Semmelweis University, Heart and Vascular Center, 68, Varosmajor Street, H-1122 Budapest, Hungary.
Department of Cardiology, Christchurch Hospital, PO Box 4345, Christchurch, New Zealand.
Europace. 2022 May 3;24(5):762-773. doi: 10.1093/europace/euab243.
The aim of this study is to provide a thorough, quantified assessment of the substernal space as the site of extravascular implantable cardioverter-defibrillator (ICD) lead placement using computed tomography (CT) scans and summarizing adverse events and defibrillation efficacy across anatomical findings. Subcutaneous ICDs are an alternative to transvenous defibrillators but have limitations related to ICD lead distance from the heart. An alternative extravascular system with substernal lead placement has the potential to provide defibrillation at lower energy and pacing therapies from a single device.
A multi-centre, non-randomized, retrospective analysis of 45 patient CT scans quantitatively and qualitatively assessing bony, cardiac, vascular, and other organ structures from two human clinical studies with substernal lead placement. Univariate logistic regression was used to evaluate 15 anatomical parameters for impact on defibrillation outcome and adjusted for multiple comparisons. Adverse events were summarized. Substernal implantation was attempted or completed in 45 patients. Defibrillation testing was successful in 37 of 41 subjects (90%) using ≥10 J safety margin. There were two intra-procedural adverse events in one patient, including reaction to anaesthesia and an episode of transient atrial fibrillation during ventricular fibrillation induction. Anatomical factors associated with defibrillation failure included large rib cage width, myocardium extending very posteriorly, and a low heart position in the chest (P-values <0.05), though not significant adjusting for multiple comparisons.

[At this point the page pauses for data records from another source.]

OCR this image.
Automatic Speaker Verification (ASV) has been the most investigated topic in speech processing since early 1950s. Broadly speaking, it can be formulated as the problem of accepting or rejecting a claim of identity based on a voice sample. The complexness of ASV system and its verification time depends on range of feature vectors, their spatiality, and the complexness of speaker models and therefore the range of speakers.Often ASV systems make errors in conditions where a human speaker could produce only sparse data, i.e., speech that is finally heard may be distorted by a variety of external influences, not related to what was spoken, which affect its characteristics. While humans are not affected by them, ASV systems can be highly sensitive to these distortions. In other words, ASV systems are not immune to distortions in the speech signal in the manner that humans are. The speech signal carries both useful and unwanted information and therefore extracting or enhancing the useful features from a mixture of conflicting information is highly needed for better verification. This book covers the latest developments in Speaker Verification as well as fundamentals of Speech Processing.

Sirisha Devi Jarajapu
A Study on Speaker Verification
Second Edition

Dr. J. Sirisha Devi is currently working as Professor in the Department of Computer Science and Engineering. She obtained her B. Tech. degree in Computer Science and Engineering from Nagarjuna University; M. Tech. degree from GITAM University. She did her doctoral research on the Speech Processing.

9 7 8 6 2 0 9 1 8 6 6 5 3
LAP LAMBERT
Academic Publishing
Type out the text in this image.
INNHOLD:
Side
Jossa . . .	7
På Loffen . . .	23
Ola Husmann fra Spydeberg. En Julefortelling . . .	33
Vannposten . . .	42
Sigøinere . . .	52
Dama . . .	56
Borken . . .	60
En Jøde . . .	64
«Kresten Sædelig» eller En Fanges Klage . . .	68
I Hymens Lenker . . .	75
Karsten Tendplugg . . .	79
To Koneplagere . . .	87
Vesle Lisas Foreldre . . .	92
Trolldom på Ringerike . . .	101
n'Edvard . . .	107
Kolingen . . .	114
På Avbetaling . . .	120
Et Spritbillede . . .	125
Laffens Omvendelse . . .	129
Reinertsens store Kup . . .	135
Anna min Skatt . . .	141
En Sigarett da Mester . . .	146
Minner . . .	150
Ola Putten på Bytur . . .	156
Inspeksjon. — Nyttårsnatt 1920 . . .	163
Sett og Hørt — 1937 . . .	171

Retrospective analysis demonstrates the ability to implant within the substernal space with low intra-procedural adverse events and high defibrillation efficacy despite a wide range of anatomical variability.
本研究旨在通过计算机断层扫描(CT)对胸骨后间隙进行全面、量化的评估,以评估血管外植入式心律转复除颤器(ICD)导线的位置,并总结解剖学发现的不良事件和除颤效果。皮下 ICD 是经静脉除颤器的替代方法,但与 ICD 导线与心脏的距离有关,存在局限性。胸骨后导联的替代血管外系统有可能提供更低能量的除颤和来自单个设备的起搏治疗。
对 45 名患者的 CT 扫描进行了多中心、非随机、回顾性分析,从两个胸骨后导联的人体临床研究中对骨骼、心脏、血管和其他器官结构进行了定性和定量评估。使用单变量逻辑回归评估了 15 个解剖参数对除颤结果的影响,并进行了多次比较调整。总结了不良事件。45 名患者尝试或完成了胸骨下植入。使用≥10 J 的安全裕度,对 41 名受试者中的 37 名(90%)进行了成功的除颤测试。一名患者发生了两起术中不良事件,包括对麻醉的反应和心室颤动诱导期间短暂心房颤动发作。与除颤失败相关的解剖因素包括胸廓宽度大、心肌非常向后延伸以及心脏在胸部的位置较低(P 值<0.05),但多次比较调整后无显著意义。
尽管存在广泛的解剖学变异性,但回顾性分析表明胸骨后空间内植入的能力,其术中不良事件发生率低,除颤效果高。